As recent media coverage of event technology and experiential design reshaping business travel strategies shows, even seemingly peripheral sectors can influence how travelers perceive experiences and value. Corporate travel leaders who integrate such cross sector signals into their market intelligence will be better positioned to respond to trends shaping demand, from sustainable travel expectations to new forms of hybrid events.

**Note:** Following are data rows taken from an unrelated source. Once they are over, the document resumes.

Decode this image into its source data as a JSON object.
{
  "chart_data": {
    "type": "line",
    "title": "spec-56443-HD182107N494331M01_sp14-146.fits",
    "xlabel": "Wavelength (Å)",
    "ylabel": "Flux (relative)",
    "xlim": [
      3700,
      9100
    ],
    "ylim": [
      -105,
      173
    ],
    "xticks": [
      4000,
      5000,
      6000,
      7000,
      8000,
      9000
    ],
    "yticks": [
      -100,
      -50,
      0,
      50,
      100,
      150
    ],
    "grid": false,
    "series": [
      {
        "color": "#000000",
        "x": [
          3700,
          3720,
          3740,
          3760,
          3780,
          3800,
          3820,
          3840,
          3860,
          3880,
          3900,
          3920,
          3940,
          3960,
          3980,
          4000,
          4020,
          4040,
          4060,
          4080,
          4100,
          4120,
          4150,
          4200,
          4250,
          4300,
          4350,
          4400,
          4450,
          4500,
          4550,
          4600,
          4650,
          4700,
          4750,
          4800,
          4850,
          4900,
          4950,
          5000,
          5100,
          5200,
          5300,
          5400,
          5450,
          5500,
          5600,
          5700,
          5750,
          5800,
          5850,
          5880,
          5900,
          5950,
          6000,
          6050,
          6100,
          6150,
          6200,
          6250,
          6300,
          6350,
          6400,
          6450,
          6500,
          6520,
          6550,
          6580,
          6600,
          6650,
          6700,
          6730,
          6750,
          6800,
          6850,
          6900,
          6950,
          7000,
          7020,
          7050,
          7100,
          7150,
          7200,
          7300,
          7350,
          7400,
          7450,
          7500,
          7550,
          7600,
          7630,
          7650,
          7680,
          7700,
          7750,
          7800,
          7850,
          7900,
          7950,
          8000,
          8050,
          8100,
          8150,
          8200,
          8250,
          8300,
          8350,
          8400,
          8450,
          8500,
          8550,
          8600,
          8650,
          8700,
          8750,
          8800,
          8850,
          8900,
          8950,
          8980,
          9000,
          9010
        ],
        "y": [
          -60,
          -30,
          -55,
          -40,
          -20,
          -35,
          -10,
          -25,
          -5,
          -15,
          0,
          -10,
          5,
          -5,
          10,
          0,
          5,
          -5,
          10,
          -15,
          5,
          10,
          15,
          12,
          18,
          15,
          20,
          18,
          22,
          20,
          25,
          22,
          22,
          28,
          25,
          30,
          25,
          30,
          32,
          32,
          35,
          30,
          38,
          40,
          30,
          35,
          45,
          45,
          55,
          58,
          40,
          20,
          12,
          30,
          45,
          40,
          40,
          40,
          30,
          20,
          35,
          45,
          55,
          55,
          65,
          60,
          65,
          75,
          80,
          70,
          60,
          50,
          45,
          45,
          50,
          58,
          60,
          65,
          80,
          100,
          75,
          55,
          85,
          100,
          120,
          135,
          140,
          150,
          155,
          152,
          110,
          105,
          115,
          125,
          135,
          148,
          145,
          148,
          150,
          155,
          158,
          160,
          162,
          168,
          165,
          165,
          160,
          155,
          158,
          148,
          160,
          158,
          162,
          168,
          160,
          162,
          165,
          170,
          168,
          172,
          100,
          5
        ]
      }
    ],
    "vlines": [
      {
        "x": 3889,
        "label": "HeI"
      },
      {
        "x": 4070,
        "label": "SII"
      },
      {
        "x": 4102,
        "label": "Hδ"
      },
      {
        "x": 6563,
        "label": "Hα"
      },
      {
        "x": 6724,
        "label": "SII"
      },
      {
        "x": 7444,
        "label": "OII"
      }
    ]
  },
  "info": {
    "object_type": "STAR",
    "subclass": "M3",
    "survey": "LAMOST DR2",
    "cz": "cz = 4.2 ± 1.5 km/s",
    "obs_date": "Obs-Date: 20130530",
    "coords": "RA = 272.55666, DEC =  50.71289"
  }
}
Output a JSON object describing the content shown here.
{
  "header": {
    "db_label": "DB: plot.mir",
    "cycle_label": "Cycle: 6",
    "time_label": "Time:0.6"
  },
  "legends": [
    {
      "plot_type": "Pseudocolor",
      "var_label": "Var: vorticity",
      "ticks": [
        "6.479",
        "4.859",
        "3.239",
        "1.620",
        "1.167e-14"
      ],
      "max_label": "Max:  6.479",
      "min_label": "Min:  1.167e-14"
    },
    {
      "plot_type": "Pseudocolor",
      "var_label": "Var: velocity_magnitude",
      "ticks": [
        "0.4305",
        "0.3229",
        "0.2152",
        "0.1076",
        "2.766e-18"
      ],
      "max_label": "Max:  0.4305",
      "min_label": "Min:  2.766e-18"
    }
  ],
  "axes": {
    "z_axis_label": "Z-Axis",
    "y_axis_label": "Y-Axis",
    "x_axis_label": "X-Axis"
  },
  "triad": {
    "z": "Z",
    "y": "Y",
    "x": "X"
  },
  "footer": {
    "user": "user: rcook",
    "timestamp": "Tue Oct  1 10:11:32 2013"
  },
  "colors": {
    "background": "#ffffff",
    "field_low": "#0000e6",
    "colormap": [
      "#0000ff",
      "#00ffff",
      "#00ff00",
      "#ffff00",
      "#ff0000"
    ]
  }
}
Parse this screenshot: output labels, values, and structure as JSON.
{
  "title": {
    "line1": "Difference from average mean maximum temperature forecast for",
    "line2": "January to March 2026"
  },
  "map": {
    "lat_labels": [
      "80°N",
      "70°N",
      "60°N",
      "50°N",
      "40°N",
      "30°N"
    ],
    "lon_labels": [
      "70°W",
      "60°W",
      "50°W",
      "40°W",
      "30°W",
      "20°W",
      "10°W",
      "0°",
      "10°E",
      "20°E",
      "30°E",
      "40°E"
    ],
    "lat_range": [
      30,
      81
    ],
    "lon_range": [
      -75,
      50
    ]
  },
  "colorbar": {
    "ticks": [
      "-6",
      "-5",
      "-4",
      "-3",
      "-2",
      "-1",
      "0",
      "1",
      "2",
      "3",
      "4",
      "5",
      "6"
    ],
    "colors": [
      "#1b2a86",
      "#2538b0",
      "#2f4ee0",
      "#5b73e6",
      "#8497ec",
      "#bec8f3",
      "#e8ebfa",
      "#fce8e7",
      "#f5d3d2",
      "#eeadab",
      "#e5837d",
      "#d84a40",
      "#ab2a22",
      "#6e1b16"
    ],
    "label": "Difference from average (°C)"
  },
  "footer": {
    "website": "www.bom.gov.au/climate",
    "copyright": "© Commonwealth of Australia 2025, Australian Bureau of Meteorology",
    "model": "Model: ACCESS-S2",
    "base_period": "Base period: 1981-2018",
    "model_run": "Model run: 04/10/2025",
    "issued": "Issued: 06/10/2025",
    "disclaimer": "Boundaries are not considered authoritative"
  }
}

In this environment, the winners will be those who treat travel industry trends not as headlines but as operational inputs for every pricing, distribution and contracting decision.

  • Increase in AI usage for trip planning is reported at approximately 25 percent in Deloitte Insights’ 2024 Travel and Hospitality AI Adoption Survey, based on self reported behaviour from a large international traveler panel, signalling rapid adoption of technology in both leisure and corporate travel planning.
  • Projected rise in corporate travel budgets stands at about 5 percent in Morgan Stanley’s 2025 Corporate Travel Budget Outlook, derived from survey responses from global travel managers and finance leaders, indicating cautious but real growth in managed travel demand.

What is 'set-jetting' in travel ?

Set jetting in travel refers to travelers choosing destinations that appear in popular films or television series, turning screen locations into real world travel experiences and influencing both leisure and corporate incentive travel demand.

How is AI transforming travel planning ?

AI is transforming travel planning by analysing large volumes of booking and search data to provide personalised itineraries, dynamic pricing recommendations and real time disruption management, which helps both travelers and travel managers optimise cost, time and experience.

Why are travelers seeking nostalgic experiences ?

Travelers are seeking nostalgic experiences because familiar places, retro themed hotels and heritage destinations offer emotional comfort, a sense of continuity and memorable stories, especially after periods of uncertainty in the travel industry.

How should corporate travel programmes respond to sustainable travel demand ?

Corporate travel programmes should respond to sustainable travel demand by prioritising hotels with credible environmental certifications, encouraging rail or lower emission options where feasible, and integrating carbon reporting into their market intelligence dashboards for policy and supplier negotiations.

Travel agents play a critical role in future travel industry trends by curating complex itineraries, managing duty of care, aggregating data across multiple suppliers and advising corporate clients on emerging destinations, sustainable travel options and changing traveler expectations.

Sources

  • STR and CoStar, U.S. Hotel Forecast, Q1 2026 release.
  • CoStar and Tourism Economics, U.S. and European hotel performance forecasts, Q1 2026 outlook.
  • Deloitte Insights, 2024 Travel and Hospitality AI Adoption Survey, analysis of AI usage in trip planning.
  • Morgan Stanley, 2025 Corporate Travel Budget Outlook, latest published projections for managed travel spend.